- University: University of Minnesota Crookston
- Conference: Northern Sun Intercollegiate Conference (primary) ECAC (equestrian)
- NCAA: Division II
- Athletic director: Stephanie Helgeson
- Location: Crookston, Minnesota
- Varsity teams: 9
- Football stadium: Widseth Field
- Basketball arena: Lysaker Gym
- Baseball stadium: UMC Baseball Field
- Soccer stadium: UMC Soccer Field
- Nickname: Golden Eagles
- Colors: Maroon and gold
- Website: goldeneaglesports.com

= Minnesota Crookston Golden Eagles =

The Minnesota Crookston Golden Eagles (also UMC Golden Eagles) are the athletic teams that represent University of Minnesota Crookston, located in Crookston, Minnesota, in intercollegiate sports at the NCAA Division II ranks, primarily competing in the Northern Sun Intercollegiate Conference (NSIC) since the 1999–2000 academic year; with the women's equestrian teams competing in the Intercollegiate Horse Show Association (IHSA).

Minnesota–Crookston (UMC) competes in 12 intercollegiate varsity sports: Men's sports include baseball, basketball, cross country and golf; while women's sports include basketball, cross country, equestrian (hunt seat and Western), golf, soccer, softball, tennis and volleyball.
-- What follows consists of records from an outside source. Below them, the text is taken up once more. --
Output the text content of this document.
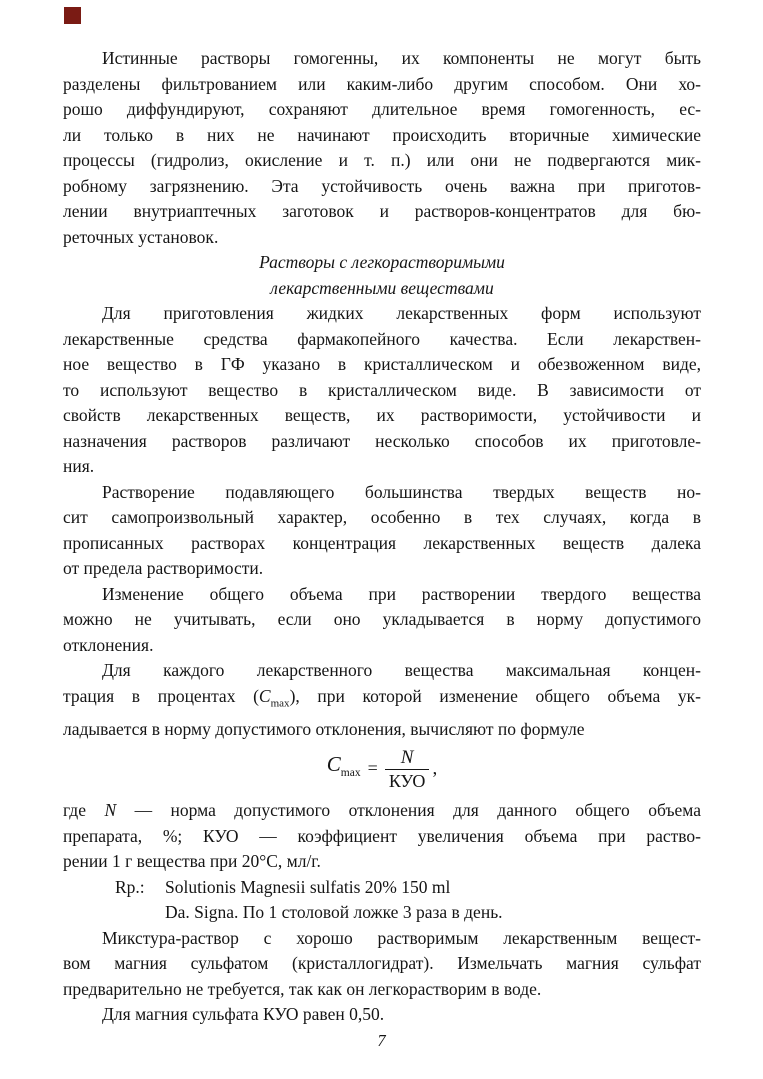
Истинные растворы гомогенны, их компоненты не могут быть
разделены фильтрованием или каким-либо другим способом. Они хо-
рошо диффундируют, сохраняют длительное время гомогенность, ес-
ли только в них не начинают происходить вторичные химические
процессы (гидролиз, окисление и т. п.) или они не подвергаются мик-
робному загрязнению. Эта устойчивость очень важна при приготов-
лении внутриаптечных заготовок и растворов-концентратов для бю-
реточных установок.
Растворы с легкорастворимыми
лекарственными веществами
Для приготовления жидких лекарственных форм используют
лекарственные средства фармакопейного качества. Если лекарствен-
ное вещество в ГФ указано в кристаллическом и обезвоженном виде,
то используют вещество в кристаллическом виде. В зависимости от
свойств лекарственных веществ, их растворимости, устойчивости и
назначения растворов различают несколько способов их приготовле-
ния.
Растворение подавляющего большинства твердых веществ но-
сит самопроизвольный характер, особенно в тех случаях, когда в
прописанных растворах концентрация лекарственных веществ далека
от предела растворимости.
Изменение общего объема при растворении твердого вещества
можно не учитывать, если оно укладывается в норму допустимого
отклонения.
Для каждого лекарственного вещества максимальная концен-
трация в процентах $(C_{max})$, при которой изменение общего объема ук-
ладывается в норму допустимого отклонения, вычисляют по формуле
$C_{max} = \frac{N}{\text{КУО}}$ ,
где N — норма допустимого отклонения для данного общего объема
препарата, %; КУО — коэффициент увеличения объема при раство-
рении 1 г вещества при 20°С, мл/г.
Rp.: Solutionis Magnesii sulfatis 20% 150 ml
Da. Signa. По 1 столовой ложке 3 раза в день.
Микстура-раствор с хорошо растворимым лекарственным вещест-
вом магния сульфатом (кристаллогидрат). Измельчать магния сульфат
предварительно не требуется, так как он легкорастворим в воде.
Для магния сульфата КУО равен 0,50.
7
Club sports include men's ice hockey and co-ed trap shooting.

Minnesota–Crookston (UMC) also sponsored football until after the 2019 fall season (2019–20 school year), when they decided to drop the program.

==Individual sports==
===Ice hockey===
The UMC Golden Eagles hockey team played at the NCAA Division III level in the MCHA hockey-only conference through the 2008-2009 season. Being a Division II school the university operated the hockey team with no scholarships under Division III guidelines. The University discontinued the varsity hockey program following that season. UMC will honor the financial commitment to the new ice arena built in 2009 in Crookston, Minn. The campus signed a five-year lease beginning in 2010. The university currently fields a club hockey team in the Division 2 American Collegiate Hockey Association.

==Ed Widseth Field==
Ed Widseth Field is a stadium on the campus of the University of Minnesota Crookston. It was named Ed Widseth Field in lasting tribute to Ed Widseth. Ed Widseth graduated from UM-Crookston when it was named Northwest School of Agriculture.

Widseth graduated from Northwest School of Agriculture in 1932. He was an All-American, All-Pro (MVP 1938) and College Football Hall of Fame Recipient.